I got the following (-O6 -fstrength-reduce). A single arithmetic shift is no good, so the code adjusts the value first.

    movl	%eax, %esi
    sarl	$31, %esi  ; ESI = FFFFFFFF (-) / 00000000 (+)
    shrl	$28, %esi  ; ESI = 0000000F (-) / 00000000 (+)
    addl	%eax, %esi ; offset to cancel invalid values
    sarl	$4, %esi   ; shift
It first generates an offset value in ESI: 15 if the value to divide was negative, or 0 if it was positive.

Then it adds this to the original value. This is the cunning part - well I think so anyway. It ensures that for the values where x>>4 would give the wrong value (i.e., -15<=x<0), x is made positive and smaller than 16, so that x>>4 gives the correct value of zero. For all other values, the bottom 4 bits don't affect the result of the division, so it's fine to offset them as well.

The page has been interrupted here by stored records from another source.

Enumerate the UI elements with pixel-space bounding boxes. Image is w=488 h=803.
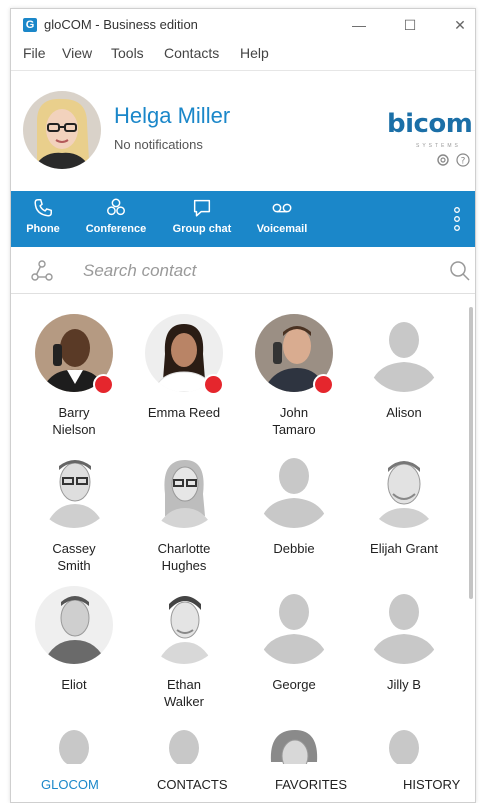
contact-card[interactable]: Jilly B (349, 576, 459, 706)
contact-card[interactable]: Elijah Grant (349, 440, 459, 570)
app-logo-icon: G (23, 18, 37, 32)
brand-subtitle: SYSTEMS (416, 143, 461, 149)
contacts-grid: Barry Nielson Emma Reed John Tamaro Alis… (11, 294, 475, 764)
more-vertical-icon (454, 207, 460, 231)
conference-button[interactable]: Conference (81, 197, 151, 243)
bottom-navigation: GLOCOM CONTACTS FAVORITES HISTORY (11, 769, 475, 802)
contact-name: John Tamaro (272, 405, 316, 437)
contact-card[interactable] (129, 712, 239, 764)
conference-label: Conference (85, 223, 147, 235)
profile-header: Helga Miller No notifications bicom SYST… (11, 71, 475, 191)
menu-file[interactable]: File (23, 45, 46, 61)
help-icon[interactable]: ? (456, 153, 470, 167)
search-input[interactable] (83, 259, 383, 283)
scrollbar[interactable] (469, 307, 473, 599)
voicemail-label: Voicemail (256, 223, 308, 235)
contact-name: Cassey Smith (52, 541, 96, 573)
default-avatar-icon (255, 450, 333, 528)
contact-photo (35, 586, 113, 664)
contact-card[interactable]: Cassey Smith (19, 440, 129, 573)
contact-name: George (272, 677, 316, 692)
contact-card[interactable]: Eliot (19, 576, 129, 706)
window-title: gloCOM - Business edition (44, 17, 198, 32)
menu-help[interactable]: Help (240, 45, 269, 61)
contact-card[interactable]: Debbie (239, 440, 349, 570)
on-call-badge (203, 374, 224, 395)
contact-card[interactable]: Emma Reed (129, 304, 239, 434)
network-icon[interactable] (31, 260, 53, 287)
menu-tools[interactable]: Tools (111, 45, 144, 61)
maximize-button[interactable]: ☐ (392, 13, 428, 37)
tab-history[interactable]: HISTORY (403, 777, 460, 792)
default-avatar-icon (365, 314, 443, 392)
voicemail-button[interactable]: Voicemail (251, 197, 313, 243)
tab-favorites[interactable]: FAVORITES (275, 777, 347, 792)
contact-name: Barry Nielson (52, 405, 96, 437)
search-bar (11, 249, 475, 293)
phone-icon (34, 199, 52, 217)
contact-name: Emma Reed (147, 405, 221, 420)
tab-contacts[interactable]: CONTACTS (157, 777, 228, 792)
default-avatar-icon (255, 586, 333, 664)
minimize-button[interactable]: — (341, 13, 377, 37)
chat-icon (193, 199, 211, 217)
menu-view[interactable]: View (62, 45, 92, 61)
contact-card[interactable]: Ethan Walker (129, 576, 239, 709)
app-window: G gloCOM - Business edition — ☐ ✕ File V… (10, 8, 476, 803)
default-avatar-icon (365, 586, 443, 664)
default-avatar-icon (365, 722, 443, 764)
contact-name: Elijah Grant (370, 541, 438, 556)
contact-name: Jilly B (387, 677, 421, 692)
title-bar: G gloCOM - Business edition — ☐ ✕ (11, 9, 475, 41)
contact-photo (35, 450, 113, 528)
more-options-button[interactable] (447, 203, 467, 235)
action-toolbar: Phone Conference Group chat Voicemail (11, 191, 475, 247)
contact-name: Charlotte Hughes (157, 541, 211, 573)
contact-name: Eliot (61, 677, 87, 692)
contact-photo (365, 450, 443, 528)
contact-name: Alison (386, 405, 422, 420)
contact-card[interactable]: Barry Nielson (19, 304, 129, 437)
phone-label: Phone (26, 223, 60, 235)
on-call-badge (313, 374, 334, 395)
voicemail-icon (272, 203, 292, 213)
contact-card[interactable]: Charlotte Hughes (129, 440, 239, 573)
close-button[interactable]: ✕ (442, 13, 475, 37)
search-icon[interactable] (449, 260, 471, 287)
phone-button[interactable]: Phone (23, 197, 63, 243)
contact-photo (255, 722, 333, 764)
brand-logo: bicom (387, 109, 473, 139)
contact-card[interactable] (19, 712, 129, 764)
tab-glocom[interactable]: GLOCOM (41, 777, 99, 792)
contact-name: Ethan Walker (164, 677, 204, 709)
contact-card[interactable] (239, 712, 349, 764)
settings-icon[interactable] (436, 153, 450, 167)
contact-name: Debbie (273, 541, 315, 556)
contact-card[interactable]: George (239, 576, 349, 706)
user-name: Helga Miller (114, 103, 231, 128)
contact-photo (145, 586, 223, 664)
notification-status: No notifications (114, 137, 203, 152)
group-chat-label: Group chat (172, 223, 232, 235)
conference-icon (107, 198, 125, 216)
contact-card[interactable] (349, 712, 459, 764)
contact-card[interactable]: John Tamaro (239, 304, 349, 437)
default-avatar-icon (35, 722, 113, 764)
svg-text:?: ? (461, 157, 466, 167)
contact-photo (145, 450, 223, 528)
default-avatar-icon (145, 722, 223, 764)
on-call-badge (93, 374, 114, 395)
user-avatar[interactable] (23, 91, 101, 169)
menu-contacts[interactable]: Contacts (164, 45, 219, 61)
group-chat-button[interactable]: Group chat (167, 197, 237, 243)
contact-card[interactable]: Alison (349, 304, 459, 434)
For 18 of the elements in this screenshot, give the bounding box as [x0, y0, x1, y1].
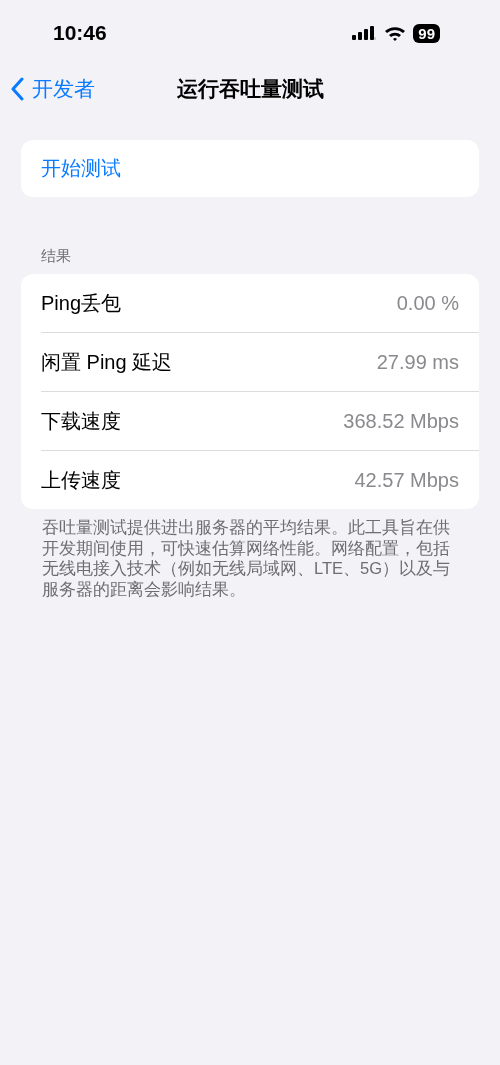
row-value: 0.00 % — [396, 291, 459, 315]
row-label: 上传速度 — [41, 467, 121, 493]
back-button[interactable]: 开发者 — [10, 75, 95, 103]
chevron-left-icon — [10, 77, 24, 101]
battery-indicator: 99 — [413, 23, 440, 43]
row-value: 27.99 ms — [376, 350, 459, 374]
section-header: 结果 — [40, 247, 72, 266]
signal-icon — [352, 25, 378, 41]
row-value: 368.52 Mbps — [343, 409, 459, 433]
start-test-button[interactable]: 开始测试 — [21, 140, 479, 197]
clock: 10:46 — [52, 21, 107, 45]
wifi-icon — [384, 25, 407, 41]
row-label: 下载速度 — [41, 408, 121, 434]
page-title: 运行吞吐量测试 — [176, 76, 324, 102]
row-label: Ping丢包 — [41, 290, 122, 316]
row-value: 42.57 Mbps — [354, 468, 459, 492]
row-label: 闲置 Ping 延迟 — [41, 349, 173, 375]
footer-note: 吞吐量测试提供进出服务器的平均结果。此工具旨在供开发期间使用，可快速估算网络性能。网络配置，包括无线电接入技术（例如无线局域网、LTE、5G）以及与服务器的距离会影响结果。 — [41, 517, 452, 599]
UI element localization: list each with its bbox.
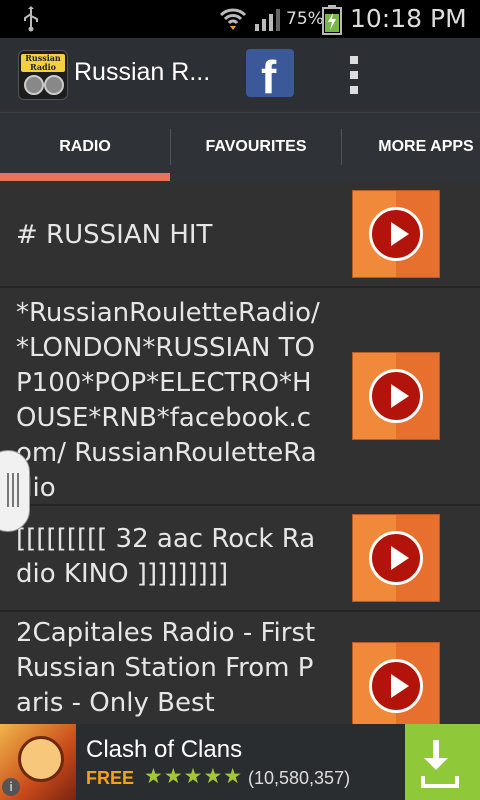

(Don't think I've ever seen VC++ generate anything like this, but I'd pretty much always have an explicit shift rather than a divide by 16 so maybe it does and I'd just never noticed. The choice of 16 usually comes from having some 4-bit field somewhere, and when dealing with bitfields you're best off using bitwise instructions.)

Strangely, I can't reproduce the effect with a divide by 16. With GCC 4.5.2 -O2, I see a "shrl $4, %eax" for unsigned, and "sarl $4, %eax" for signed. However, if I divide by 2, the results are different; the function:

  int div_by_2(int x) {return x/2;}
compiles to:

    movl	%edi, %eax
    shrl	$31, %eax
    addl	%edi, %eax
    sarl	%eax
Meanwhile, the signed variant:

  unsigned int div_by_2(unsigned int x) {return x/2;}
compiles to:

    movl	%edi, %eax
    shrl	%eax
My conclusion remains that for hot loops, you should check the compilers assembly to make sure the compiler is applying the strength reduction you expect.

>mostly inexperienced when it comes to writing mantainable code

Mostly. Just like any other average guys in any industry.

But game industry is continuously bringing back many interesting technologies, especially performance-related. Like LuaJIT, rapidly becoming mainstream and widely used, GPU-assisted calculation, used even in PostgreSQL - https://wiki.postgresql.org/wiki/PGStrom - and so much more.

everything you said is super true. hella super true.